First if you are using a modern digital meter, it may be giving false reading because it is very sensitive. In addition you may be getting odd readings because you are effectively measuring the load on the circuit. Try removing the lamp and use an analog meter and see that happens.

Reply to
sligoNoSPAMjoe

Hi guys,

Many of you hit the nail right on the head: The ground is, for some reason, floating. I will hire an electrical contractor to look into this dangerous situation (I have found other wiring idiocies in this house, so I'll have him check everything for safety).

Thanks again!

-Bill

Reply to
Bill

*Granted. However the OP has failed to post any details. He didn't say if the fixture was working correctly or not. He didn't say how he came to find the voltage discrepancy. He didn't say why he changed the light fixture. I just made some assumptions that everything was working fine and he was just playing around with his volt meter. If the OP cares to furnish more details then perhaps my response will be different
Reply to
John Grabowski

The problem isn't the NEC. The problem is UL allows these atrocities. At least the hole isn't big enough for #12 wire anymore.

Reply to
bud--

well, you can fix this yourself if it is just a loose connection. Find the circuit affected at the breaker panel. Identify the cable connected to that circuit and check to make sure that both the neutral and ground wires are securely connected to the neutral/ground bus in the panel and that the screws are tight. (cut the breaker off before you mess with the neutral; if there's a load on there you may get a spark, and you don't want to flinch and hit something hot.) If you're not 100% confident in your skills skip this step and call an electrician because there is stuff in that panel that is always hot and I don't want to read about you electrocuting yourself.

What you can also do is cut the breaker off and find out what lights and receptacles are on that circuit (no longer work.) Then after you have those all identified and tagged, start testing each one with an incandescent test light, H-N and H-G. Should light both ways, as you already know. If it does not at ALL devices your problem is likely at the panel. If it does on some but not others, check in the area of where it stops working (last device that works/first device that does not) you may not know exactly how the circuit is run so you may have to open up a couple boxes.

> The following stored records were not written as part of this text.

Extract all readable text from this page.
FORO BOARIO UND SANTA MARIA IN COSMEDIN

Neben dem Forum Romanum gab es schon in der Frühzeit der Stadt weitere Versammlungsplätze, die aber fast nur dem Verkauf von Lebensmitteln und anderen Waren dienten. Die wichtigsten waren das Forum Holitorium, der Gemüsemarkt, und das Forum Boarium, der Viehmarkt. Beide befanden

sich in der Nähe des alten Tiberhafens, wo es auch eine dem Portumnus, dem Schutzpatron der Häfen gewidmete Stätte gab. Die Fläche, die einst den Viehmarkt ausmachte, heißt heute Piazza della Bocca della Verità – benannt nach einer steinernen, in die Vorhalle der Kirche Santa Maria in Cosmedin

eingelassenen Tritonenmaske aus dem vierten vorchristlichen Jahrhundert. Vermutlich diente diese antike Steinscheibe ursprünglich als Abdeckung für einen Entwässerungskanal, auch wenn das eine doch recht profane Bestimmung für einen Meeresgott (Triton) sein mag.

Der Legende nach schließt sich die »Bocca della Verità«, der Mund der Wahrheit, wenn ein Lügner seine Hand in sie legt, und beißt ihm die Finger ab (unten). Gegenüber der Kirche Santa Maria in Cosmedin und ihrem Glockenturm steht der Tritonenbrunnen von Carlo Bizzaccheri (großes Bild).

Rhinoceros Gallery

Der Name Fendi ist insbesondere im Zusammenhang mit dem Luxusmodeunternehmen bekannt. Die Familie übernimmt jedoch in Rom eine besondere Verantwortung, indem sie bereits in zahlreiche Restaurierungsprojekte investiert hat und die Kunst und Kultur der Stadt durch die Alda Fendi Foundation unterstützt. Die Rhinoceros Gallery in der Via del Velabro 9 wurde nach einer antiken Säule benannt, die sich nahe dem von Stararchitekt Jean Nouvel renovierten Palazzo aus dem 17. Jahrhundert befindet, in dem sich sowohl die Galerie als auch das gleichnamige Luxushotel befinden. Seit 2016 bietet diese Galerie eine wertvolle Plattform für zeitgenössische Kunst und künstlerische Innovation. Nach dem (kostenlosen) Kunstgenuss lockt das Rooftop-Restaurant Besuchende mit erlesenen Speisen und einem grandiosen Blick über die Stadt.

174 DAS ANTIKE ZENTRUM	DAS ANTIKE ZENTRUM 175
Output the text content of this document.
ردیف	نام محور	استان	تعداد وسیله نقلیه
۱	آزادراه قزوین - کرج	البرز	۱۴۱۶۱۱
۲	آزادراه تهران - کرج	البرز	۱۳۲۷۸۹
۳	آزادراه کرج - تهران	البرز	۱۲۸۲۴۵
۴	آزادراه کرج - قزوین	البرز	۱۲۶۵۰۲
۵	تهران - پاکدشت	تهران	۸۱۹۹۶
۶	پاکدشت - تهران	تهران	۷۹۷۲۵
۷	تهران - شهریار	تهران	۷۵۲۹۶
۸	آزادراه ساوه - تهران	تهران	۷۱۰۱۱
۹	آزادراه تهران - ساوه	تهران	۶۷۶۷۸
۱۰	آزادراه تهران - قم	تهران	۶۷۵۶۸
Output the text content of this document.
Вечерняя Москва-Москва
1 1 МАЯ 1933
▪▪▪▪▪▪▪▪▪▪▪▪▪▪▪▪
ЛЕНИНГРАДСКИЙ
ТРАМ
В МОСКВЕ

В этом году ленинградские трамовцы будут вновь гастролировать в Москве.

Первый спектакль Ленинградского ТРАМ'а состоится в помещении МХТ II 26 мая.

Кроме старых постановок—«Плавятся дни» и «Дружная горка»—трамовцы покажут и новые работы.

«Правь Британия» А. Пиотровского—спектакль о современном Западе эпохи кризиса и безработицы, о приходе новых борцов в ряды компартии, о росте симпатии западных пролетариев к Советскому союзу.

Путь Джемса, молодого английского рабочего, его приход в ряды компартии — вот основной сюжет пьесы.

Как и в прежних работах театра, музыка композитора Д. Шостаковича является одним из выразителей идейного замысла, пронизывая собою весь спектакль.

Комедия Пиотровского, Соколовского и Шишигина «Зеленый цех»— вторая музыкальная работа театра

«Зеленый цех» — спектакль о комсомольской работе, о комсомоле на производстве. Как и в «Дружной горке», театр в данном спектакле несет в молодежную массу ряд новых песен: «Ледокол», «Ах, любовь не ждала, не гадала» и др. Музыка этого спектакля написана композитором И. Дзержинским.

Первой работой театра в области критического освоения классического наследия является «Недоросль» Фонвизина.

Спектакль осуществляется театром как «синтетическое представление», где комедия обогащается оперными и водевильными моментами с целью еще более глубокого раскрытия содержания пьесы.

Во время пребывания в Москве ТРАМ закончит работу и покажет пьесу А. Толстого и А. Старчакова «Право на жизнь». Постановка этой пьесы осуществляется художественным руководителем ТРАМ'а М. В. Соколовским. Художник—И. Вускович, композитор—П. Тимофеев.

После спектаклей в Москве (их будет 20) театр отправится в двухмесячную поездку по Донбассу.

Make sure that at every box all grounds that enter and leave the box are spliced together, bonded to the box, and connected to the green ground screw on the device (if present.) If you think you've found the problem, fix what you've found, cut the power back on, test again. Hopefully this will help.

good luck,

Nate

Reply to
N8N

If its a DVM then yes you see that often. In fact, I would be more worried if I saw 0 volts between neutral and ground when using a DVM... because that meant that somehow my neutral got grounded and now my ground is a load carrier (a situation you never want to see). Get a low-impedance analog VOM meter and re-test it, you will see a much lower or zero volts. Try a neon tester, it probably wont light. The

47V with a DVM is most likely induction current easily detected by the DVM which has a very high impedance able to detect small current.
Reply to
RickH

Welcome to the joys of owning an older home. You never know what surprises are lurking, keeps life interesting.

Reply to
James Sweet

Ain't that the truth. I found some fun stuff at my place, like a

14AWG hall lighting circuit connected to a kitchen receptacle, which was fed from the receptacle in the basement for the clothes washer, which was on a 20A breaker. Good times. And you wonder why my lights dimmed every time someone used the microwave. (don't worry; I fixed it.) Also bootlegged grounds all over the damn place, I'm still picking away at those. I was happy when I saw the grounded receptacles at the initial walk through and they all tested OK with a cheap plug in tester; now, not so much.

nate

Reply to
N8N

Exactly right. I might note that a high impedance voltmeter isn't a good tool here.

That's what GFCIs are for. Place a GFCI upstream of these outlets and all is well. Place stickers on the ungrounded outlets marking them as ungrounded and you're even in compliance. Often, adding the grounded conductor just isn't practical.